GLOBAL MATCHING-OPTIMIZATION NETWORK FOR STEREO DEPTH ESTIMATION
Yidi Zhang (Tsinghua University); Wenqi Huang (China southern power grid); Wenming Yang (Tsinghua University)
-
SPS
IEEE Members: $11.00
Non-members: $15.00
Recently, iterative optimization-based approaches have gained tremendous progress in the field of stereo matching. However, it still remains a challenge to accurately estimate disparity for occlusion and textureless regions. To address this challenge, we present the Global Matching-Optimization Stereo Network (GMOStereo), which contains three components: Conv-Trans Feature Extraction Module (C-TFEM), Global Matching Module (GMM), and scene-aware disparity optimization. Before iterative optimization, attention-based GMM builds stable interdependence across distinct views. The C-TFEM, which extracts features through a two-branch network based of convolution blocks and transformer blocks, is designed to obtain global representations of features while preserving fine-grained information.

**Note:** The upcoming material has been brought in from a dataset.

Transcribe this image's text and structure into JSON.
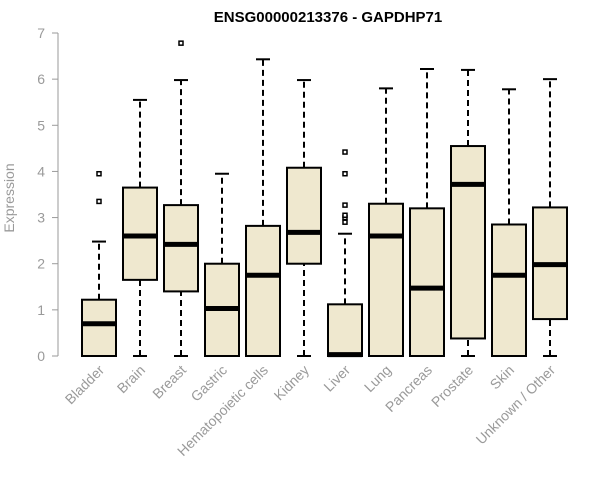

The scene self-similarity adopted in disparity optimization provides supplement for matching information. Finally, a Matching-Optimization loss is designed to guide the training by imposing a direct constraint on the correlation volume. Evaluation demonstrates that GMOStereo achieves superior cross-dataset generalization performance and outperforms typical methods in the foreground and challenging regions on KITTI-2015 benchmarks.